Zombieneighbours wrote:

Pg. 84 of DMG says six to eight medium to hard encounters a day, and list a daily exp budget of 9000 exp per character.

That works out at around 4 medium (4800exp/character) and 2 hard(3800/character), with maybe a quest reward thrown in to push it up to 9000 exp for the day.

The difference between the exp for 10th and 11th level is 2100 exp.

I.E. A 10th level character makes 11th level in 2.3(ish) adventure days.

I have multiplied the amount of exp earned for defeating a monster by 0.4 which means you have to defeat 2.5 times as many creatures to level up. I do give some quest exp

Other house rules:
1. You have to undertake some training to level up at odd levels - this doesn't have to be after getting the exp (ie after becoming level 3 the player knows before they can become level 5 they have to at some stage get some training)
2. Lingering injuries - but I have my own rules on how you get them, what they are and how to remove them.
3. Peak condition benefits - if a PC is rested and has done some training or gained some morale type benefit (ie trained with Master Bob, or listened to a great song) they gain a small edge (one example is "powerful - you may re roll a single damage dice on 3 occasions, another is hardy - you can automatically succeed at a single death save)
4. Limited use items (ie potions, scrolls, some wands) when you use them you roll a d4 on a 1 it's the last use. On any other number there is still some magic left (the players love this, it stresses the unpredictability of magic). Sometimes it's a d6 - if you roll a 1 it drops to a d4 next time (same with d8,d10 etc) (I charge double for PHB healing potions as a result)

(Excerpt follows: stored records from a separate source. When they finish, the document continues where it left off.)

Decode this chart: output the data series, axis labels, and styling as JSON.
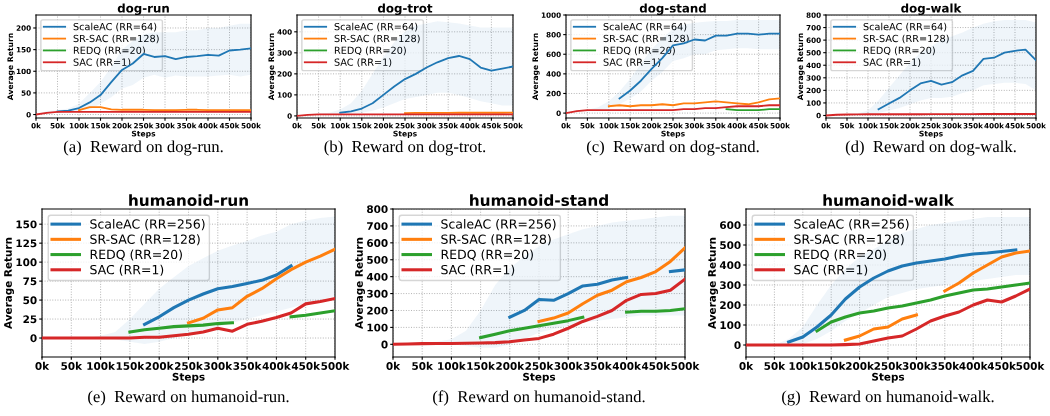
{
  "chart_data": [
    {
      "type": "line",
      "title": "dog-run",
      "xlabel": "Steps",
      "ylabel": "Average Return",
      "annotations": [
        "(a)  Reward on dog-run."
      ],
      "grid": true,
      "legend": "top left",
      "line_style": "solid",
      "marker": "none",
      "x": [
        0,
        25000,
        50000,
        75000,
        100000,
        125000,
        150000,
        175000,
        200000,
        225000,
        250000,
        275000,
        300000,
        325000,
        350000,
        375000,
        400000,
        425000,
        450000,
        475000,
        500000
      ],
      "xlim": [
        0,
        500000
      ],
      "xticks": [
        {
          "value": 0,
          "label": "0k"
        },
        {
          "value": 50000,
          "label": "50k"
        },
        {
          "value": 100000,
          "label": "100k"
        },
        {
          "value": 150000,
          "label": "150k"
        },
        {
          "value": 200000,
          "label": "200k"
        },
        {
          "value": 250000,
          "label": "250k"
        },
        {
          "value": 300000,
          "label": "300k"
        },
        {
          "value": 350000,
          "label": "350k"
        },
        {
          "value": 400000,
          "label": "400k"
        },
        {
          "value": 450000,
          "label": "450k"
        },
        {
          "value": 500000,
          "label": "500k"
        }
      ],
      "ylim": [
        -8,
        230
      ],
      "yticks": [
        0,
        50,
        100,
        150,
        200
      ],
      "series": [
        {
          "name": "ScaleAC (RR=64)",
          "color": "#1f77b4",
          "values": [
            null,
            null,
            7,
            9,
            15,
            28,
            45,
            75,
            103,
            118,
            140,
            133,
            135,
            128,
            133,
            135,
            138,
            136,
            148,
            150,
            153
          ],
          "lower": [
            0,
            2,
            4,
            5,
            8,
            12,
            25,
            40,
            60,
            68,
            85,
            92,
            85,
            90,
            88,
            88,
            88,
            90,
            92,
            88,
            92
          ],
          "upper": [
            0,
            8,
            10,
            14,
            25,
            50,
            75,
            110,
            150,
            170,
            185,
            190,
            190,
            190,
            195,
            195,
            200,
            200,
            205,
            210,
            210
          ]
        },
        {
          "name": "SR-SAC (RR=128)",
          "color": "#ff7f0e",
          "values": [
            null,
            null,
            null,
            null,
            10,
            17,
            17,
            12,
            11,
            11,
            11,
            10,
            10,
            10,
            11,
            11,
            10,
            10,
            10,
            10,
            10
          ]
        },
        {
          "name": "REDQ (RR=20)",
          "color": "#2ca02c",
          "values": [
            null,
            null,
            null,
            null,
            null,
            null,
            null,
            null,
            null,
            null,
            null,
            null,
            null,
            null,
            null,
            null,
            null,
            null,
            null,
            null,
            null
          ]
        },
        {
          "name": "SAC (RR=1)",
          "color": "#d62728",
          "values": [
            0,
            4,
            6,
            6,
            6,
            6,
            6,
            6,
            6,
            6,
            6,
            6,
            6,
            6,
            6,
            6,
            6,
            6,
            6,
            6,
            6
          ]
        }
      ]
    },
    {
      "type": "line",
      "title": "dog-trot",
      "xlabel": "Steps",
      "ylabel": "Average Return",
      "annotations": [
        "(b)  Reward on dog-trot."
      ],
      "grid": true,
      "legend": "top left",
      "line_style": "solid",
      "marker": "none",
      "x": [
        0,
        25000,
        50000,
        75000,
        100000,
        125000,
        150000,
        175000,
        200000,
        225000,
        250000,
        275000,
        300000,
        325000,
        350000,
        375000,
        400000,
        425000,
        450000,
        475000,
        500000
      ],
      "xlim": [
        0,
        500000
      ],
      "xticks": [
        {
          "value": 0,
          "label": "0k"
        },
        {
          "value": 50000,
          "label": "50k"
        },
        {
          "value": 100000,
          "label": "100k"
        },
        {
          "value": 150000,
          "label": "150k"
        },
        {
          "value": 200000,
          "label": "200k"
        },
        {
          "value": 250000,
          "label": "250k"
        },
        {
          "value": 300000,
          "label": "300k"
        },
        {
          "value": 350000,
          "label": "350k"
        },
        {
          "value": 400000,
          "label": "400k"
        },
        {
          "value": 450000,
          "label": "450k"
        },
        {
          "value": 500000,
          "label": "500k"
        }
      ],
      "ylim": [
        -10,
        480
      ],
      "yticks": [
        0,
        100,
        200,
        300,
        400
      ],
      "series": [
        {
          "name": "ScaleAC (RR=64)",
          "color": "#1f77b4",
          "values": [
            null,
            null,
            null,
            null,
            15,
            22,
            35,
            60,
            100,
            140,
            175,
            200,
            230,
            255,
            275,
            285,
            270,
            230,
            215,
            225,
            235
          ],
          "lower": [
            0,
            3,
            5,
            6,
            8,
            10,
            15,
            25,
            40,
            60,
            80,
            90,
            100,
            110,
            110,
            100,
            85,
            70,
            60,
            50,
            50
          ],
          "upper": [
            0,
            8,
            12,
            15,
            30,
            60,
            120,
            200,
            280,
            350,
            400,
            430,
            440,
            450,
            445,
            440,
            430,
            420,
            420,
            420,
            420
          ]
        },
        {
          "name": "SR-SAC (RR=128)",
          "color": "#ff7f0e",
          "values": [
            null,
            null,
            null,
            null,
            null,
            null,
            null,
            null,
            null,
            null,
            13,
            14,
            14,
            14,
            14,
            15,
            15,
            15,
            15,
            15,
            16
          ]
        },
        {
          "name": "REDQ (RR=20)",
          "color": "#2ca02c",
          "values": [
            null,
            null,
            null,
            null,
            null,
            null,
            null,
            null,
            null,
            null,
            null,
            null,
            null,
            null,
            null,
            null,
            null,
            null,
            null,
            null,
            null
          ]
        },
        {
          "name": "SAC (RR=1)",
          "color": "#d62728",
          "values": [
            0,
            5,
            7,
            7,
            7,
            7,
            7,
            7,
            7,
            7,
            7,
            7,
            7,
            7,
            7,
            7,
            7,
            7,
            7,
            7,
            7
          ]
        }
      ]
    },
    {
      "type": "line",
      "title": "dog-stand",
      "xlabel": "Steps",
      "ylabel": "Average Return",
      "annotations": [
        "(c)  Reward on dog-stand."
      ],
      "grid": true,
      "legend": "top left",
      "line_style": "solid",
      "marker": "none",
      "x": [
        0,
        25000,
        50000,
        75000,
        100000,
        125000,
        150000,
        175000,
        200000,
        225000,
        250000,
        275000,
        300000,
        325000,
        350000,
        375000,
        400000,
        425000,
        450000,
        475000,
        500000
      ],
      "xlim": [
        0,
        500000
      ],
      "xticks": [
        {
          "value": 0,
          "label": "0k"
        },
        {
          "value": 50000,
          "label": "50k"
        },
        {
          "value": 100000,
          "label": "100k"
        },
        {
          "value": 150000,
          "label": "150k"
        },
        {
          "value": 200000,
          "label": "200k"
        },
        {
          "value": 250000,
          "label": "250k"
        },
        {
          "value": 300000,
          "label": "300k"
        },
        {
          "value": 350000,
          "label": "350k"
        },
        {
          "value": 400000,
          "label": "400k"
        },
        {
          "value": 450000,
          "label": "450k"
        },
        {
          "value": 500000,
          "label": "500k"
        }
      ],
      "ylim": [
        -50,
        1000
      ],
      "yticks": [
        0,
        200,
        400,
        600,
        800,
        1000
      ],
      "series": [
        {
          "name": "ScaleAC (RR=64)",
          "color": "#1f77b4",
          "values": [
            null,
            null,
            null,
            null,
            null,
            150,
            230,
            330,
            450,
            560,
            690,
            710,
            750,
            740,
            790,
            790,
            810,
            810,
            800,
            810,
            810
          ],
          "lower": [
            0,
            15,
            25,
            30,
            50,
            90,
            150,
            220,
            330,
            420,
            530,
            560,
            600,
            600,
            640,
            650,
            660,
            660,
            650,
            650,
            650
          ],
          "upper": [
            0,
            25,
            35,
            60,
            120,
            220,
            350,
            500,
            650,
            760,
            860,
            900,
            920,
            930,
            940,
            940,
            950,
            950,
            950,
            950,
            950
          ]
        },
        {
          "name": "SR-SAC (RR=128)",
          "color": "#ff7f0e",
          "values": [
            null,
            null,
            null,
            null,
            70,
            80,
            70,
            80,
            80,
            90,
            80,
            100,
            100,
            110,
            120,
            110,
            100,
            90,
            110,
            140,
            150
          ]
        },
        {
          "name": "REDQ (RR=20)",
          "color": "#2ca02c",
          "values": [
            null,
            null,
            null,
            null,
            null,
            null,
            null,
            null,
            null,
            null,
            null,
            null,
            null,
            null,
            null,
            40,
            30,
            30,
            30,
            40,
            40
          ]
        },
        {
          "name": "SAC (RR=1)",
          "color": "#d62728",
          "values": [
            0,
            20,
            30,
            30,
            30,
            30,
            30,
            30,
            30,
            30,
            30,
            40,
            40,
            50,
            50,
            60,
            70,
            70,
            70,
            80,
            80
          ]
        }
      ]
    },
    {
      "type": "line",
      "title": "dog-walk",
      "xlabel": "Steps",
      "ylabel": "Average Return",
      "annotations": [
        "(d)  Reward on dog-walk."
      ],
      "grid": true,
      "legend": "top left",
      "line_style": "solid",
      "marker": "none",
      "x": [
        0,
        25000,
        50000,
        75000,
        100000,
        125000,
        150000,
        175000,
        200000,
        225000,
        250000,
        275000,
        300000,
        325000,
        350000,
        375000,
        400000,
        425000,
        450000,
        475000,
        500000
      ],
      "xlim": [
        0,
        500000
      ],
      "xticks": [
        {
          "value": 0,
          "label": "0k"
        },
        {
          "value": 50000,
          "label": "50k"
        },
        {
          "value": 100000,
          "label": "100k"
        },
        {
          "value": 150000,
          "label": "150k"
        },
        {
          "value": 200000,
          "label": "200k"
        },
        {
          "value": 250000,
          "label": "250k"
        },
        {
          "value": 300000,
          "label": "300k"
        },
        {
          "value": 350000,
          "label": "350k"
        },
        {
          "value": 400000,
          "label": "400k"
        },
        {
          "value": 450000,
          "label": "450k"
        },
        {
          "value": 500000,
          "label": "500k"
        }
      ],
      "ylim": [
        -20,
        800
      ],
      "yticks": [
        0,
        100,
        200,
        300,
        400,
        500,
        600,
        700,
        800
      ],
      "series": [
        {
          "name": "ScaleAC (RR=64)",
          "color": "#1f77b4",
          "values": [
            null,
            null,
            null,
            null,
            null,
            50,
            95,
            140,
            200,
            255,
            275,
            245,
            265,
            320,
            355,
            450,
            460,
            500,
            515,
            525,
            440
          ],
          "lower": [
            0,
            3,
            5,
            6,
            8,
            20,
            40,
            60,
            90,
            120,
            140,
            140,
            150,
            180,
            200,
            240,
            250,
            260,
            260,
            250,
            200
          ],
          "upper": [
            0,
            8,
            12,
            15,
            40,
            120,
            220,
            320,
            420,
            500,
            550,
            600,
            630,
            660,
            700,
            730,
            750,
            760,
            760,
            760,
            740
          ]
        },
        {
          "name": "SR-SAC (RR=128)",
          "color": "#ff7f0e",
          "values": [
            null,
            null,
            null,
            null,
            null,
            null,
            null,
            null,
            null,
            null,
            null,
            null,
            null,
            null,
            null,
            null,
            null,
            null,
            null,
            null,
            null
          ]
        },
        {
          "name": "REDQ (RR=20)",
          "color": "#2ca02c",
          "values": [
            null,
            null,
            null,
            null,
            null,
            null,
            null,
            null,
            null,
            null,
            null,
            null,
            null,
            null,
            null,
            null,
            null,
            null,
            null,
            null,
            null
          ]
        },
        {
          "name": "SAC (RR=1)",
          "color": "#d62728",
          "values": [
            0,
            6,
            8,
            9,
            10,
            10,
            10,
            10,
            10,
            10,
            11,
            11,
            11,
            11,
            11,
            12,
            12,
            12,
            12,
            12,
            12
          ]
        }
      ]
    },
    {
      "type": "line",
      "title": "humanoid-run",
      "xlabel": "Steps",
      "ylabel": "Average Return",
      "annotations": [
        "(e)  Reward on humanoid-run."
      ],
      "grid": true,
      "legend": "top left",
      "line_style": "solid",
      "marker": "none",
      "x": [
        0,
        25000,
        50000,
        75000,
        100000,
        125000,
        150000,
        175000,
        200000,
        225000,
        250000,
        275000,
        300000,
        325000,
        350000,
        375000,
        400000,
        425000,
        450000,
        475000,
        500000
      ],
      "xlim": [
        0,
        500000
      ],
      "xticks": [
        {
          "value": 0,
          "label": "0k"
        },
        {
          "value": 50000,
          "label": "50k"
        },
        {
          "value": 100000,
          "label": "100k"
        },
        {
          "value": 150000,
          "label": "150k"
        },
        {
          "value": 200000,
          "label": "200k"
        },
        {
          "value": 250000,
          "label": "250k"
        },
        {
          "value": 300000,
          "label": "300k"
        },
        {
          "value": 350000,
          "label": "350k"
        },
        {
          "value": 400000,
          "label": "400k"
        },
        {
          "value": 450000,
          "label": "450k"
        },
        {
          "value": 500000,
          "label": "500k"
        }
      ],
      "ylim": [
        -25,
        170
      ],
      "yticks": [
        0,
        25,
        50,
        75,
        100,
        125,
        150
      ],
      "series": [
        {
          "name": "ScaleAC (RR=256)",
          "color": "#1f77b4",
          "values": [
            null,
            null,
            null,
            null,
            null,
            null,
            null,
            18,
            28,
            40,
            50,
            58,
            65,
            68,
            72,
            76,
            83,
            95,
            null,
            null,
            null
          ],
          "lower": [
            0,
            0,
            0,
            0,
            0,
            -2,
            -5,
            -8,
            -5,
            0,
            5,
            10,
            15,
            20,
            25,
            30,
            35,
            40,
            45,
            50,
            55
          ],
          "upper": [
            0,
            0,
            0,
            0,
            3,
            8,
            25,
            45,
            65,
            80,
            95,
            105,
            115,
            122,
            128,
            135,
            140,
            150,
            155,
            158,
            160
          ]
        },
        {
          "name": "SR-SAC (RR=128)",
          "color": "#ff7f0e",
          "values": [
            null,
            null,
            null,
            null,
            null,
            null,
            null,
            null,
            null,
            null,
            20,
            26,
            37,
            40,
            55,
            65,
            78,
            90,
            100,
            108,
            117
          ]
        },
        {
          "name": "REDQ (RR=20)",
          "color": "#2ca02c",
          "values": [
            null,
            null,
            null,
            null,
            null,
            null,
            8,
            11,
            13,
            15,
            16,
            17,
            19,
            20,
            null,
            null,
            null,
            28,
            30,
            33,
            36
          ]
        },
        {
          "name": "SAC (RR=1)",
          "color": "#d62728",
          "values": [
            0,
            0,
            0,
            0,
            0,
            0,
            0,
            1,
            1,
            3,
            5,
            8,
            13,
            9,
            18,
            22,
            27,
            33,
            45,
            48,
            52
          ]
        }
      ]
    },
    {
      "type": "line",
      "title": "humanoid-stand",
      "xlabel": "Steps",
      "ylabel": "Average Return",
      "annotations": [
        "(f)  Reward on humanoid-stand."
      ],
      "grid": true,
      "legend": "top left",
      "line_style": "solid",
      "marker": "none",
      "x": [
        0,
        25000,
        50000,
        75000,
        100000,
        125000,
        150000,
        175000,
        200000,
        225000,
        250000,
        275000,
        300000,
        325000,
        350000,
        375000,
        400000,
        425000,
        450000,
        475000,
        500000
      ],
      "xlim": [
        0,
        500000
      ],
      "xticks": [
        {
          "value": 0,
          "label": "0k"
        },
        {
          "value": 50000,
          "label": "50k"
        },
        {
          "value": 100000,
          "label": "100k"
        },
        {
          "value": 150000,
          "label": "150k"
        },
        {
          "value": 200000,
          "label": "200k"
        },
        {
          "value": 250000,
          "label": "250k"
        },
        {
          "value": 300000,
          "label": "300k"
        },
        {
          "value": 350000,
          "label": "350k"
        },
        {
          "value": 400000,
          "label": "400k"
        },
        {
          "value": 450000,
          "label": "450k"
        },
        {
          "value": 500000,
          "label": "500k"
        }
      ],
      "ylim": [
        -75,
        800
      ],
      "yticks": [
        0,
        100,
        200,
        300,
        400,
        500,
        600,
        700,
        800
      ],
      "series": [
        {
          "name": "ScaleAC (RR=256)",
          "color": "#1f77b4",
          "values": [
            null,
            null,
            null,
            null,
            null,
            null,
            null,
            null,
            160,
            200,
            265,
            260,
            300,
            345,
            355,
            380,
            395,
            null,
            null,
            430,
            440
          ],
          "lower": [
            0,
            0,
            0,
            0,
            0,
            -10,
            -20,
            -20,
            0,
            30,
            70,
            90,
            110,
            130,
            140,
            150,
            160,
            170,
            170,
            170,
            170
          ],
          "upper": [
            0,
            5,
            10,
            15,
            30,
            80,
            200,
            350,
            450,
            520,
            580,
            620,
            650,
            680,
            700,
            720,
            730,
            740,
            750,
            760,
            760
          ]
        },
        {
          "name": "SR-SAC (RR=128)",
          "color": "#ff7f0e",
          "values": [
            null,
            null,
            null,
            null,
            null,
            null,
            null,
            null,
            null,
            null,
            135,
            155,
            185,
            240,
            290,
            320,
            370,
            395,
            430,
            490,
            570
          ]
        },
        {
          "name": "REDQ (RR=20)",
          "color": "#2ca02c",
          "values": [
            null,
            null,
            null,
            null,
            null,
            null,
            40,
            60,
            80,
            95,
            110,
            125,
            140,
            160,
            null,
            null,
            190,
            195,
            195,
            200,
            210
          ]
        },
        {
          "name": "SAC (RR=1)",
          "color": "#d62728",
          "values": [
            0,
            2,
            4,
            5,
            5,
            6,
            8,
            10,
            15,
            25,
            35,
            60,
            95,
            135,
            165,
            200,
            260,
            295,
            300,
            320,
            385
          ]
        }
      ]
    },
    {
      "type": "line",
      "title": "humanoid-walk",
      "xlabel": "Steps",
      "ylabel": "Average Return",
      "annotations": [
        "(g)  Reward on humanoid-walk."
      ],
      "grid": true,
      "legend": "top left",
      "line_style": "solid",
      "marker": "none",
      "x": [
        0,
        25000,
        50000,
        75000,
        100000,
        125000,
        150000,
        175000,
        200000,
        225000,
        250000,
        275000,
        300000,
        325000,
        350000,
        375000,
        400000,
        425000,
        450000,
        475000,
        500000
      ],
      "xlim": [
        0,
        500000
      ],
      "xticks": [
        {
          "value": 0,
          "label": "0k"
        },
        {
          "value": 50000,
          "label": "50k"
        },
        {
          "value": 100000,
          "label": "100k"
        },
        {
          "value": 150000,
          "label": "150k"
        },
        {
          "value": 200000,
          "label": "200k"
        },
        {
          "value": 250000,
          "label": "250k"
        },
        {
          "value": 300000,
          "label": "300k"
        },
        {
          "value": 350000,
          "label": "350k"
        },
        {
          "value": 400000,
          "label": "400k"
        },
        {
          "value": 450000,
          "label": "450k"
        },
        {
          "value": 500000,
          "label": "500k"
        }
      ],
      "ylim": [
        -60,
        680
      ],
      "yticks": [
        0,
        100,
        200,
        300,
        400,
        500,
        600
      ],
      "series": [
        {
          "name": "ScaleAC (RR=256)",
          "color": "#1f77b4",
          "values": [
            null,
            null,
            null,
            15,
            40,
            90,
            150,
            230,
            290,
            335,
            370,
            395,
            410,
            420,
            430,
            445,
            455,
            460,
            468,
            475,
            null
          ],
          "lower": [
            0,
            0,
            0,
            0,
            5,
            30,
            70,
            120,
            160,
            200,
            240,
            260,
            280,
            290,
            300,
            310,
            320,
            330,
            340,
            350,
            350
          ],
          "upper": [
            0,
            0,
            0,
            30,
            90,
            200,
            300,
            380,
            440,
            480,
            520,
            560,
            580,
            600,
            610,
            620,
            630,
            640,
            640,
            640,
            640
          ]
        },
        {
          "name": "SR-SAC (RR=128)",
          "color": "#ff7f0e",
          "values": [
            null,
            null,
            null,
            null,
            null,
            null,
            null,
            25,
            45,
            80,
            90,
            130,
            150,
            null,
            270,
            310,
            360,
            400,
            440,
            460,
            470
          ]
        },
        {
          "name": "REDQ (RR=20)",
          "color": "#2ca02c",
          "values": [
            null,
            null,
            null,
            null,
            null,
            70,
            115,
            140,
            160,
            170,
            185,
            195,
            210,
            225,
            245,
            260,
            275,
            280,
            290,
            300,
            310
          ]
        },
        {
          "name": "SAC (RR=1)",
          "color": "#d62728",
          "values": [
            0,
            0,
            0,
            0,
            0,
            0,
            0,
            2,
            5,
            20,
            35,
            45,
            80,
            120,
            145,
            165,
            200,
            225,
            215,
            245,
            280
          ]
        }
      ]
    }
  ]
}
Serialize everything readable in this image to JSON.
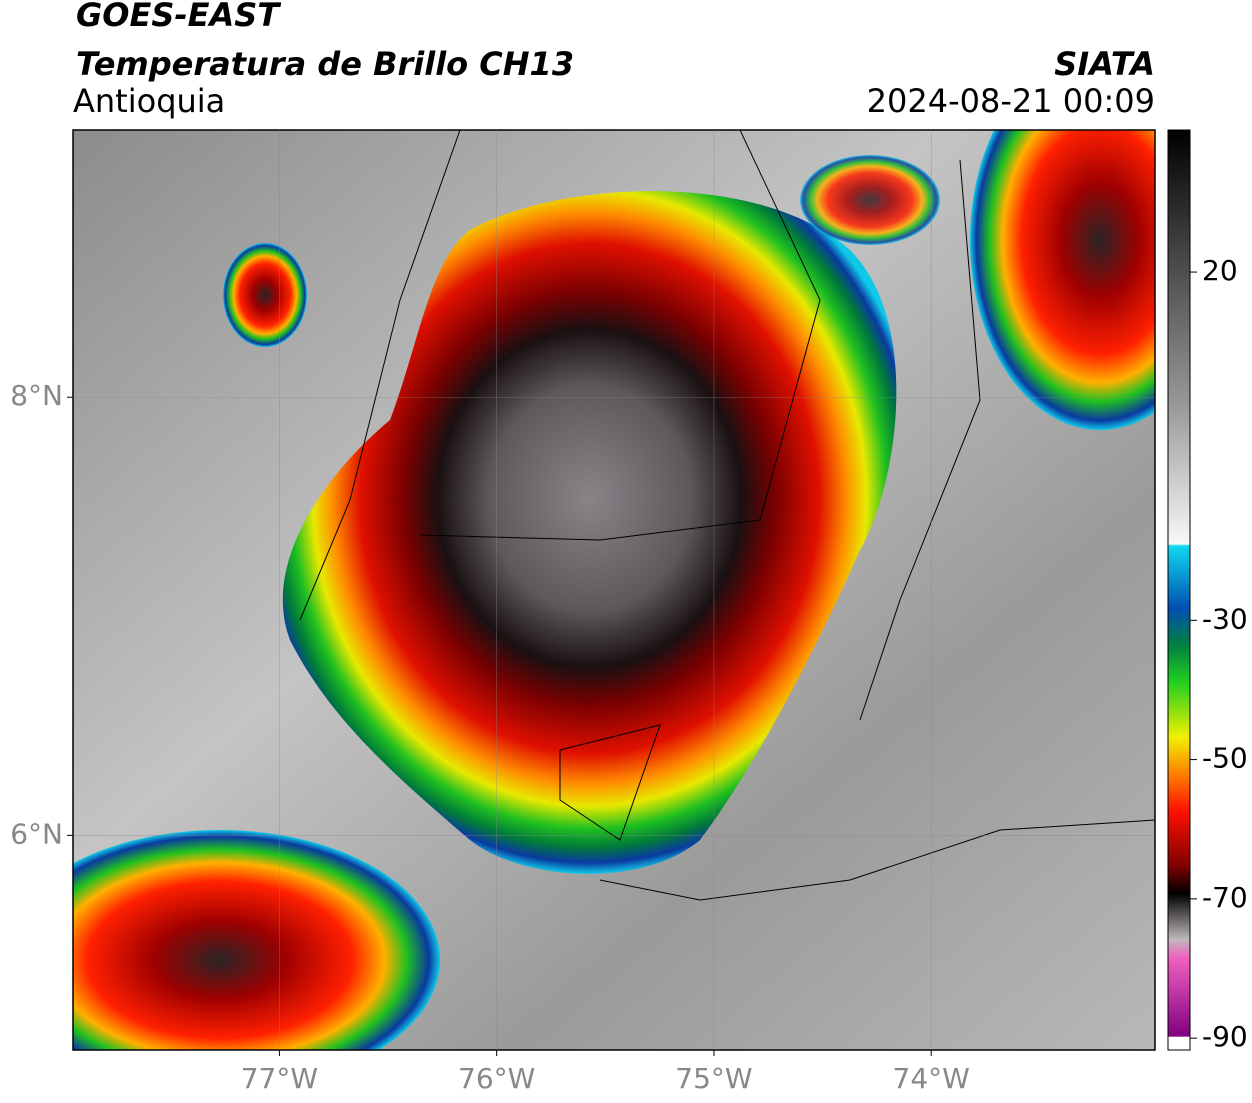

Rules 1-3 above and the slow exp is partially to stretch out the time taken in game.


I am planning on using quite a number of optional rules from the DMG, straight out of the box

-foraging (DMG pg.111)
-ecoming lost (DMG pg.111)
-Training to gain levels (DMG pg.131)
-Healer's Kit Dependancy (DMG pg.266)
-Slow Natural Healing (DMG pg.267)
-Rest Variant: Gritty Realism (DMG pg.267)

If I may, I would like to borrow and expand on your idea for limited use items Werecorpse. Also, I like your approach to changing EXP. if I find my players find the increasing time between levels to much, I will consider using that approach instead.